L’argent et la politique

Les Echos – Août 2001


Les relations de la classe politique française avec l’argent sont, depuis longtemps, tumultueuses. Les scandales financiers ont émaillé notre histoire sous toutes les républiques : l’affaire Stavisky sous la IIIe, le trafic de piastres sous la IVe, l’affaire Urba sous la Ve, pour ne citer que celles-là. Toutes les raisons, les meilleures comme les pires, ont été avancées pour expliquer l’accélération de leur rythme : le coût de la vie publique, la décentralisation des décisions publiques, l’absence de statut de l’élu. Notre pays, pétri d’une défiance catholique, rurale ou marxiste à l’égard de l’argent, n’a pas eu de mal à sécréter des courants populistes, prompts à jeter l’anathème sur l’ensemble des partis de gouvernement.

Il n’y a pourtant que deux problèmes simples à régler pour mettre un terme à cette hypocrite situation : celui de la punition des corrompus et celui du financement légal de la vie politique. L’enjeu est important pour notre pays : une classe politique respectueuse du droit sera légitime chez elle, et respectée dans le monde. 

La punition des corrompus n’est aujourd’hui que temporaire. Bon nombre de ceux qui ont été condamnés, il y a quelques années, sont parvenus à se faire à nouveau adouber par le suffrage universel. Le peuple a-t-il toujours raison quand il « blanchit » des élus comme on recycle des capitaux sales ? Sûrement pas. Le peuple peut se tromper, peut être trompé, qu’importe : l’histoire de ses erreurs n’est pas moins longue que celle de ses représentants. Quelles qu’en soient les causes, c’est moralement inacceptable, et techniquement dangereux, car la dissuasion judiciaire ne joue plus : l’autorité des magistrats qui jugent – sinistre ironie – « au nom du Peuple français », est bafouée. L’éviction de la classe politique doit donc être définitive pour les élus condamnés pour corruption ou détournement de fonds publics.
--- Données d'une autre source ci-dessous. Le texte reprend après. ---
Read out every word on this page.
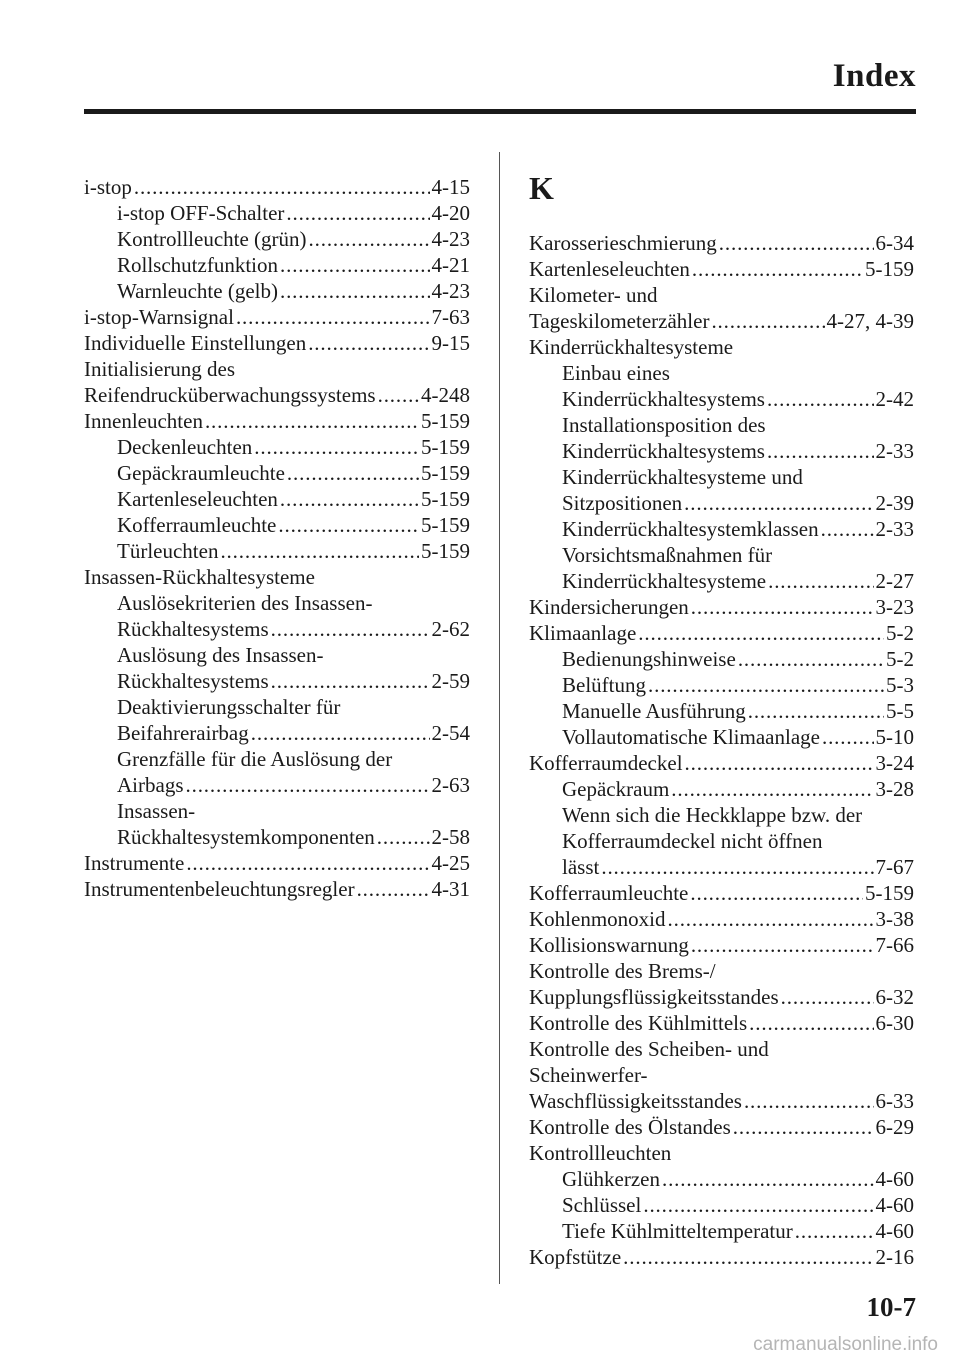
Index
i-stop . . .	4-15
i-stop OFF-Schalter . . .	4-20
Kontrollleuchte (grün) . . .	4-23
Rollschutzfunktion . . .	4-21
Warnleuchte (gelb) . . .	4-23
i-stop-Warnsignal . . .	7-63
Individuelle Einstellungen . . .	9-15
Initialisierung des
Reifendrucküberwachungssystems . . . 4-248
Innenleuchten . . .	5-159
Deckenleuchten . . .	5-159
Gepäckraumleuchte . . .	5-159
Kartenleseleuchten . . .	5-159
Kofferraumleuchte . . .	5-159
Türleuchten . . .	5-159
Insassen-Rückhaltesysteme
Auslösekriterien des Insassen-
Rückhaltesystems . . .	2-62
Auslösung des Insassen-
Rückhaltesystems . . .	2-59
Deaktivierungsschalter für
Beifahrerairbag . . .	2-54
Grenzfälle für die Auslösung der
Airbags . . .	2-63
Insassen-
Rückhaltesystemkomponenten . . .	2-58
Instrumente . . .	4-25
Instrumentenbeleuchtungsregler . . .	4-31
K
Karosserieschmierung . . .	6-34
Kartenleseleuchten . . .	5-159
Kilometer- und
Tageskilometerzähler . . .	4-27, 4-39
Kinderrückhaltesysteme
Einbau eines
Kinderrückhaltesystems . . .	2-42
Installationsposition des
Kinderrückhaltesystems . . .	2-33
Kinderrückhaltesysteme und
Sitzpositionen . . .	2-39
Kinderrückhaltesystemklassen . . .	2-33
Vorsichtsmaßnahmen für
Kinderrückhaltesysteme . . .	2-27
Kindersicherungen . . .	3-23
Klimaanlage . . .	5-2
Bedienungshinweise . . .	5-2
Belüftung . . .	5-3
Manuelle Ausführung . . .	5-5
Vollautomatische Klimaanlage . . .	5-10
Kofferraumdeckel . . .	3-24
Gepäckraum . . .	3-28
Wenn sich die Heckklappe bzw. der
Kofferraumdeckel nicht öffnen
lässt . . .	7-67
Kofferraumleuchte . . .	5-159
Kohlenmonoxid . . .	3-38
Kollisionswarnung . . .	7-66
Kontrolle des Brems-/
Kupplungsflüssigkeitsstandes . . .	6-32
Kontrolle des Kühlmittels . . .	6-30
Kontrolle des Scheiben- und
Scheinwerfer-
Waschflüssigkeitsstandes . . .	6-33
Kontrolle des Ölstandes . . .	6-29
Kontrollleuchten
Glühkerzen . . .	4-60
Schlüssel . . .	4-60
Tiefe Kühlmitteltemperatur . . .	4-60
Kopfstütze . . .	2-16
10-7
carmanualsonline.info
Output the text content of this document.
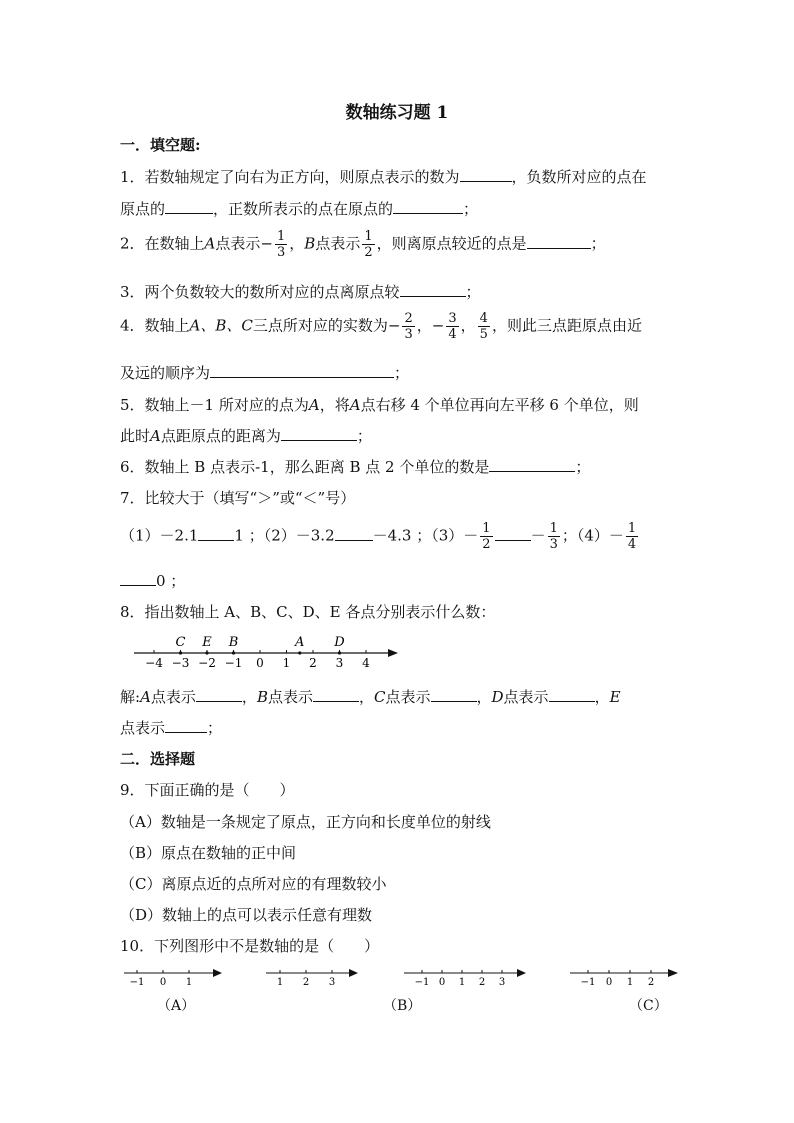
数轴练习题 1
一．填空题:
1．若数轴规定了向右为正方向，则原点表示的数为	，负数所对应的点在
原点的	，正数所表示的点在原点的	；
2．在数轴上A点表示− $\frac{1}{3}$ ，B点表示 $\frac{1}{2}$ ，则离原点较近的点是	；
3．两个负数较大的数所对应的点离原点较	；
4．数轴上A、B、C三点所对应的实数为− $\frac{2}{3}$ ，− $\frac{3}{4}$ ， $\frac{4}{5}$ ，则此三点距原点由近
及远的顺序为	；
5．数轴上－1 所对应的点为A，将A点右移 4 个单位再向左平移 6 个单位，则
此时A点距原点的距离为	；
6．数轴上 B 点表示-1，那么距离 B 点 2 个单位的数是	；
7．比较大于（填写“＞”或“＜”号）
（1）－2.1 1 ；（2）－3.2	－4.3 ；$(3)- \frac{1}{2}$	－ $\frac{1}{3}$ ；$(4)- \frac{1}{4}$
0 ；
8．指出数轴上 A、B、C、D、E 各点分别表示什么数：
−4 −3 −2 −1 0 1 2 3 4
C E B	A D
解:A点表示	，B点表示	，C点表示	，D点表示	，E
点表示	；
二．选择题
9．下面正确的是（　　）
（A）数轴是一条规定了原点，正方向和长度单位的射线
（B）原点在数轴的正中间
（C）离原点近的点所对应的有理数较小
（D）数轴上的点可以表示任意有理数
10．下列图形中不是数轴的是（　　）
−1 0 1	1 2 3	−1 0 1 2 3	−1 0 1 2
（A）	（B）	（C）
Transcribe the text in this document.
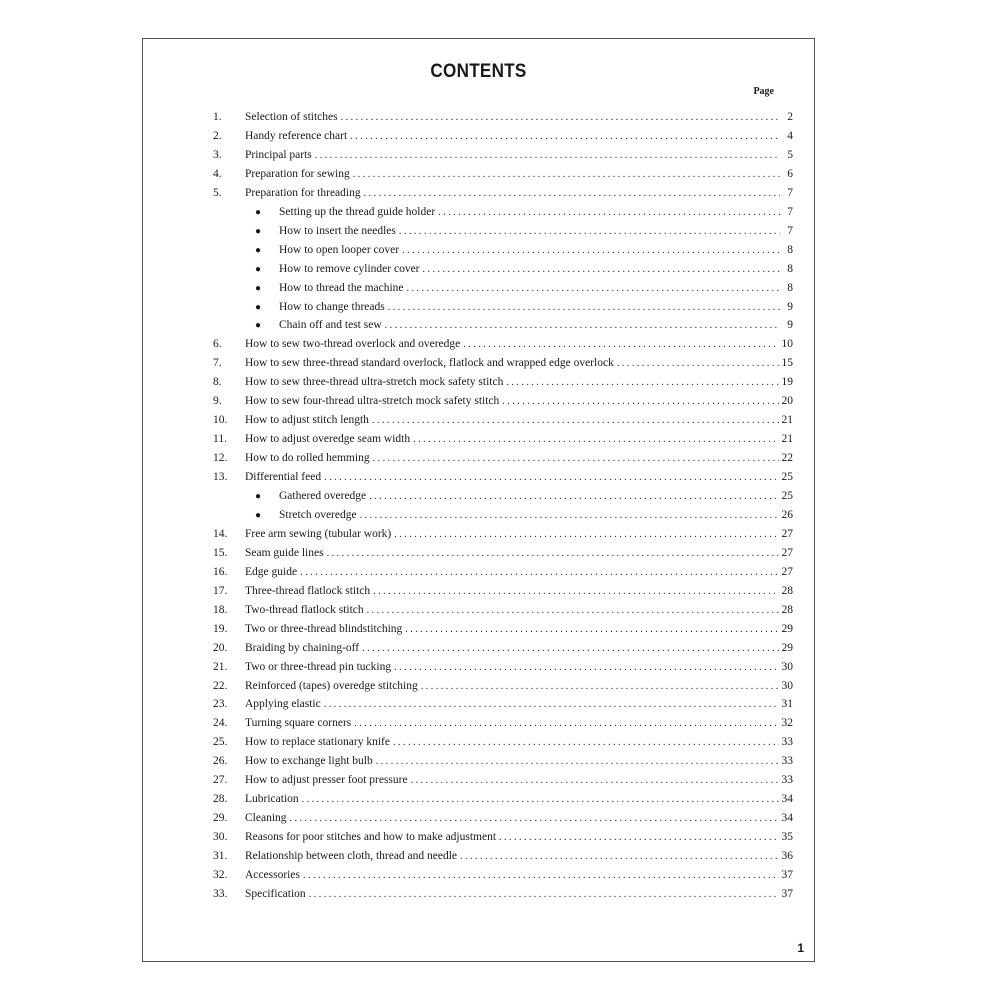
CONTENTS
Page
1.	Selection of stitches . . .	2
2.	Handy reference chart . . .	4
3.	Principal parts . . .	5
4.	Preparation for sewing . . .	6
5.	Preparation for threading . . .	7
●	Setting up the thread guide holder . . .	7
●	How to insert the needles . . .	7
●	How to open looper cover . . .	8
●	How to remove cylinder cover . . .	8
●	How to thread the machine . . .	8
●	How to change threads . . .	9
●	Chain off and test sew . . .	9
6.	How to sew two-thread overlock and overedge . . .	10
7.	How to sew three-thread standard overlock, flatlock and wrapped edge overlock . . .	15
8.	How to sew three-thread ultra-stretch mock safety stitch . . .	19
9.	How to sew four-thread ultra-stretch mock safety stitch . . .	20
10.	How to adjust stitch length . . .	21
11.	How to adjust overedge seam width . . .	21
12.	How to do rolled hemming . . .	22
13.	Differential feed . . .	25
●	Gathered overedge . . .	25
●	Stretch overedge . . .	26
14.	Free arm sewing (tubular work) . . .	27
15.	Seam guide lines . . .	27
16.	Edge guide . . .	27
17.	Three-thread flatlock stitch . . .	28
18.	Two-thread flatlock stitch . . .	28
19.	Two or three-thread blindstitching . . .	29
20.	Braiding by chaining-off . . .	29
21.	Two or three-thread pin tucking . . .	30
22.	Reinforced (tapes) overedge stitching . . .	30
23.	Applying elastic . . .	31
24.	Turning square corners . . .	32
25.	How to replace stationary knife . . .	33
26.	How to exchange light bulb . . .	33
27.	How to adjust presser foot pressure . . .	33
28.	Lubrication . . .	34
29.	Cleaning . . .	34
30.	Reasons for poor stitches and how to make adjustment . . .	35
31.	Relationship between cloth, thread and needle . . .	36
32.	Accessories . . .	37
33.	Specification . . .	37
1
Le financement de la vie publique est partial et partiel. Partial parce que le législateur a donné une prime aux partis institués, auxquels sont réservés la quasi-totalité des fonds publics votés par le Parlement et l’accès aux médias. Le système mis en place dans les années 90 empêche ainsi tout renouvellement de « l’arc partisan » et contribue à la sclérose du débat politique. Le financement est partiel parce que l’activité courante des élus ne peut être aidée – faute de moyens suffisants – ni par les partis, ni par les individus, ni encore par les entreprises dont les dons sont interdits. Il reste dans la classe politique quelques privilégiés : ceux qui sont riches ; ceux à qui leur appartenance à la fonction publique laisse quelques libertés ; ceux, enfin, « qui se débrouillent » en contournant la loi.

L’interdiction du financement de la vie publique par les entreprises a ainsi tout bloqué, à commencer par l’information des électeurs, tributaire exclusivement des médias. Par peur de passer pour ce qu’ils n’étaient pas tous, les parlementaires de 1995 ont voté, dans la précipitation, une loi imbécile qu’il faut remplacer par des procédures incitatives et transparentes. Il suffirait pour cela de créer des EURL à vocation politique par lesquelles transiteraient toutes les dépenses et toutes les recettes destinées à l’accomplissement des mandats électifs. Un contrôle serait assuré dans chaque département par des experts-comptables désignés à la fois par leur ordre professionnel et par le préfet ; leurs comptes seraient accessibles à tous. Les dons, en tout ou partie défiscalisés, seraient soumis à plafonnement afin d’éviter de trop fortes inégalités.

Quant aux partis, leur financement doit être préservé des aléas des alternances.

Comme partout dans le monde occidental, ils doivent être soutenus par des fondations alimentées aux mêmes sources : on peut compter sur la légendaire prudence du patronat pour qu’un courant d’idées ne soit pas privilégié au détriment d’un autre. Ainsi les partis pourraient financer des études ou des expertises, améliorer le niveau de leurs réflexions, jouer enfin un vrai rôle de contre-pouvoir face à l’Etat. Progressivement, le financement par l’impôt serait remplacé par le financement volontaire. N’est-ce pas plus démocratique ? Reste à assortir ces mesures simples d’une loi d’amnistie excluant les faits de corruption mais balayant une fois pour toutes les avatars d’un financement de la vie publique, d’évidence aussi obsolète qu’hypocrite.

L’éviction « définitive » des élus condamnés définitivement pour corruption ou détournement de fonds publics n’est toujours pas votée.

Mais la création libre et encadrée de partis politiques est désormais possible, ce que j’appelais, à l’époque, des EURL à vocation politique.